The main difference between the two measurement ranges is the amount of oxygen present. One can easily convert back and forth between the two, 20.9% is equal to 209,000 ppm of oxygen. PPM or trace oxygen sensors are usually used when oxygen is measured at less than 1000 ppm.
CO2 and H2S gas can have an adverse effect on the life of our oxygen sensors. If you have an application that might contain CO2 or H2S, please contact a sales representative and ask for our recommendations. In most cases, we can offer another sensor model or sample system recommendation to negate the problem.
All sensors are rated at 0°C (32°F) to 50°C (122°F)
Temperature influences the signal output at the rate of 2.54% per °C. Compensation is recommended.
Moisture does not damage the sensor, however build up of excess moisture can block the gas flow. Another issue to monitor is that moisture and other types of corrosive liquids can damage the electrical connections of the sensor rendering it non-responsive.
The maximum load is a flat 10K, however no load is recommended. It is also worthwhile to note that the sensors cannot handle a reverse current flow.
Calibration is recommended by using a certified span gas in the range of analysis. We recommend sourcing an O2 mixture that falls into the 80 – 100% of the range you are using. Calibration should be in intervals of 2 – 3 months or as required by your application.

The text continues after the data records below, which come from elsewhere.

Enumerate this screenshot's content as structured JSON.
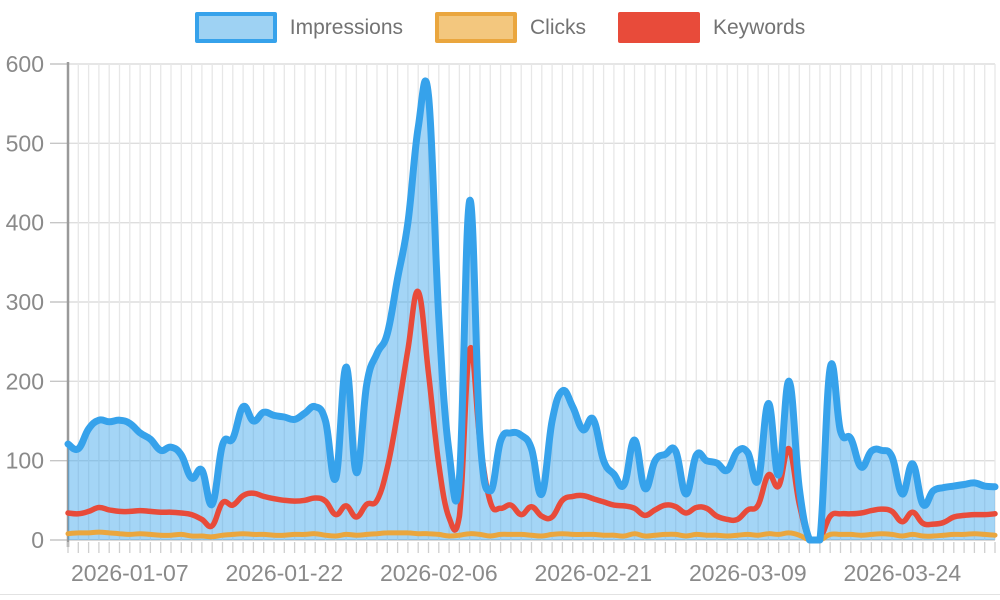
{
  "chart_data": {
    "type": "area",
    "title": "",
    "legend_position": "top",
    "grid": true,
    "n_points": 91,
    "y_axis": {
      "min": 0,
      "max": 600,
      "step": 100,
      "tick_labels": [
        "0",
        "100",
        "200",
        "300",
        "400",
        "500",
        "600"
      ]
    },
    "x_tick_labels": [
      {
        "index": 6,
        "label": "2026-01-07"
      },
      {
        "index": 21,
        "label": "2026-01-22"
      },
      {
        "index": 36,
        "label": "2026-02-06"
      },
      {
        "index": 51,
        "label": "2026-02-21"
      },
      {
        "index": 66,
        "label": "2026-03-09"
      },
      {
        "index": 81,
        "label": "2026-03-24"
      }
    ],
    "series": [
      {
        "name": "Impressions",
        "style": "area",
        "line_color": "#36a2eb",
        "fill_color": "rgba(54,162,235,0.45)",
        "legend_fill": "#9ed2f3",
        "line_width": 7,
        "values": [
          121,
          115,
          140,
          151,
          149,
          151,
          147,
          135,
          127,
          113,
          117,
          107,
          78,
          88,
          45,
          120,
          128,
          168,
          150,
          161,
          157,
          155,
          152,
          160,
          168,
          150,
          78,
          218,
          85,
          196,
          235,
          260,
          330,
          400,
          520,
          560,
          280,
          110,
          78,
          428,
          130,
          62,
          125,
          135,
          132,
          115,
          58,
          150,
          188,
          168,
          139,
          152,
          100,
          83,
          70,
          126,
          65,
          100,
          108,
          112,
          58,
          107,
          100,
          97,
          88,
          112,
          110,
          75,
          172,
          82,
          200,
          65,
          0,
          0,
          217,
          137,
          128,
          92,
          112,
          113,
          105,
          58,
          96,
          45,
          62,
          66,
          68,
          70,
          72,
          68,
          67
        ]
      },
      {
        "name": "Clicks",
        "style": "line",
        "line_color": "#eaa63e",
        "fill_color": "#f3c77e",
        "legend_fill": "#f3c77e",
        "line_width": 5,
        "values": [
          8,
          9,
          9,
          10,
          9,
          8,
          7,
          8,
          7,
          6,
          6,
          7,
          5,
          5,
          4,
          6,
          7,
          8,
          7,
          7,
          6,
          6,
          7,
          7,
          8,
          6,
          5,
          7,
          6,
          7,
          8,
          9,
          9,
          9,
          8,
          8,
          7,
          5,
          6,
          8,
          7,
          5,
          7,
          7,
          7,
          6,
          5,
          7,
          8,
          7,
          7,
          7,
          6,
          6,
          5,
          8,
          5,
          6,
          7,
          7,
          5,
          7,
          6,
          6,
          5,
          6,
          7,
          6,
          8,
          7,
          9,
          6,
          0,
          0,
          7,
          7,
          7,
          6,
          7,
          8,
          7,
          5,
          7,
          5,
          5,
          6,
          7,
          7,
          8,
          7,
          6
        ]
      },
      {
        "name": "Keywords",
        "style": "line",
        "line_color": "#e84b3a",
        "fill_color": "#e84b3a",
        "legend_fill": "#e84b3a",
        "line_width": 5.5,
        "values": [
          34,
          33,
          36,
          41,
          38,
          36,
          36,
          37,
          36,
          35,
          35,
          34,
          32,
          26,
          18,
          47,
          44,
          56,
          59,
          55,
          52,
          50,
          49,
          50,
          53,
          49,
          32,
          43,
          29,
          45,
          50,
          91,
          160,
          240,
          313,
          210,
          95,
          28,
          30,
          240,
          124,
          48,
          40,
          44,
          32,
          42,
          30,
          29,
          50,
          55,
          56,
          52,
          48,
          44,
          43,
          40,
          31,
          38,
          44,
          42,
          34,
          41,
          40,
          30,
          26,
          26,
          38,
          44,
          82,
          68,
          115,
          45,
          1,
          2,
          30,
          33,
          33,
          34,
          37,
          39,
          36,
          23,
          35,
          21,
          20,
          22,
          29,
          31,
          32,
          32,
          33
        ]
      }
    ]
  }
}
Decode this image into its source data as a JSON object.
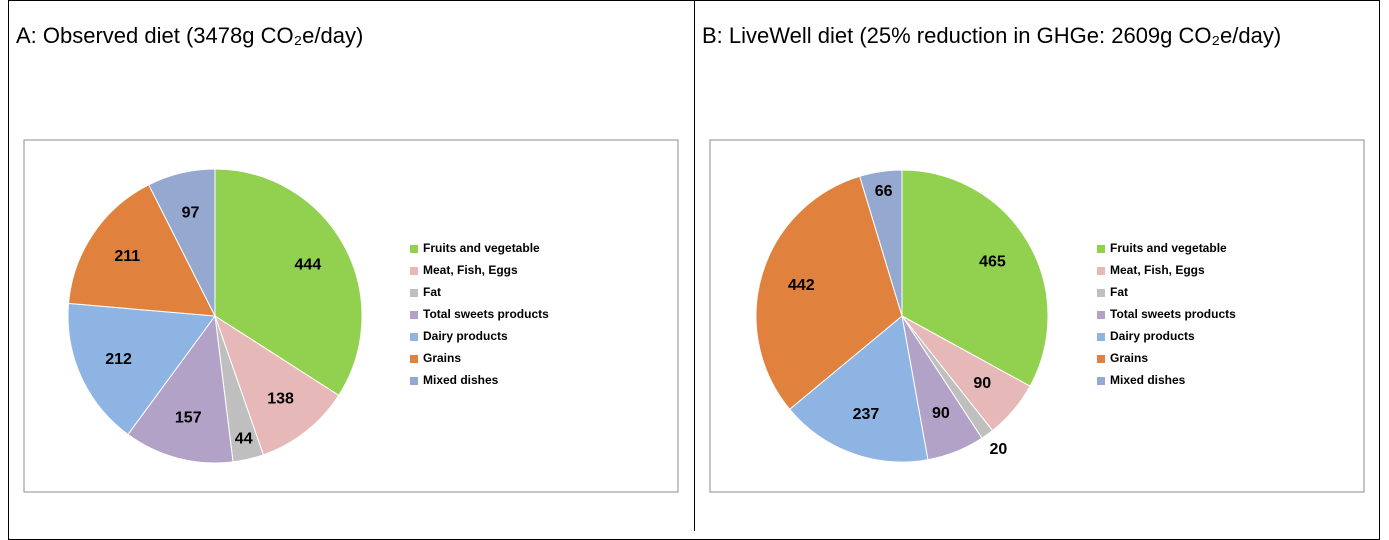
{
  "chart_data": [
    {
      "type": "pie",
      "title": "A: Observed diet (3478g CO₂e/day)",
      "categories": [
        "Fruits and vegetable",
        "Meat, Fish, Eggs",
        "Fat",
        "Total sweets products",
        "Dairy products",
        "Grains",
        "Mixed dishes"
      ],
      "values": [
        444,
        138,
        44,
        157,
        212,
        211,
        97
      ],
      "colors": [
        "#92d050",
        "#e6b9b8",
        "#bfbfbf",
        "#b3a2c7",
        "#8db4e2",
        "#e0823d",
        "#95a9d0"
      ]
    },
    {
      "type": "pie",
      "title": "B: LiveWell diet (25% reduction in GHGe: 2609g CO₂e/day)",
      "categories": [
        "Fruits and vegetable",
        "Meat, Fish, Eggs",
        "Fat",
        "Total sweets products",
        "Dairy products",
        "Grains",
        "Mixed dishes"
      ],
      "values": [
        465,
        90,
        20,
        90,
        237,
        442,
        66
      ],
      "colors": [
        "#92d050",
        "#e6b9b8",
        "#bfbfbf",
        "#b3a2c7",
        "#8db4e2",
        "#e0823d",
        "#95a9d0"
      ]
    }
  ]
}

This is really dependent on the specific sensor as each may have a different storage life. For a general rule, we like to store our acid electrolyte sensors for a maximum of 3 months (for use with CO2 or Natural Gas). For our standard trace sensors, they can easily sit on a shelf up to 12 months as they are packaged in a nitrogen purged bags. For some of the higher output percent sensors, we would recommend 6 months or less. For our long life percent sensors, 12 months. When it doubt, reference the specification sheet of the sensor you are using as that has a more definitive answer.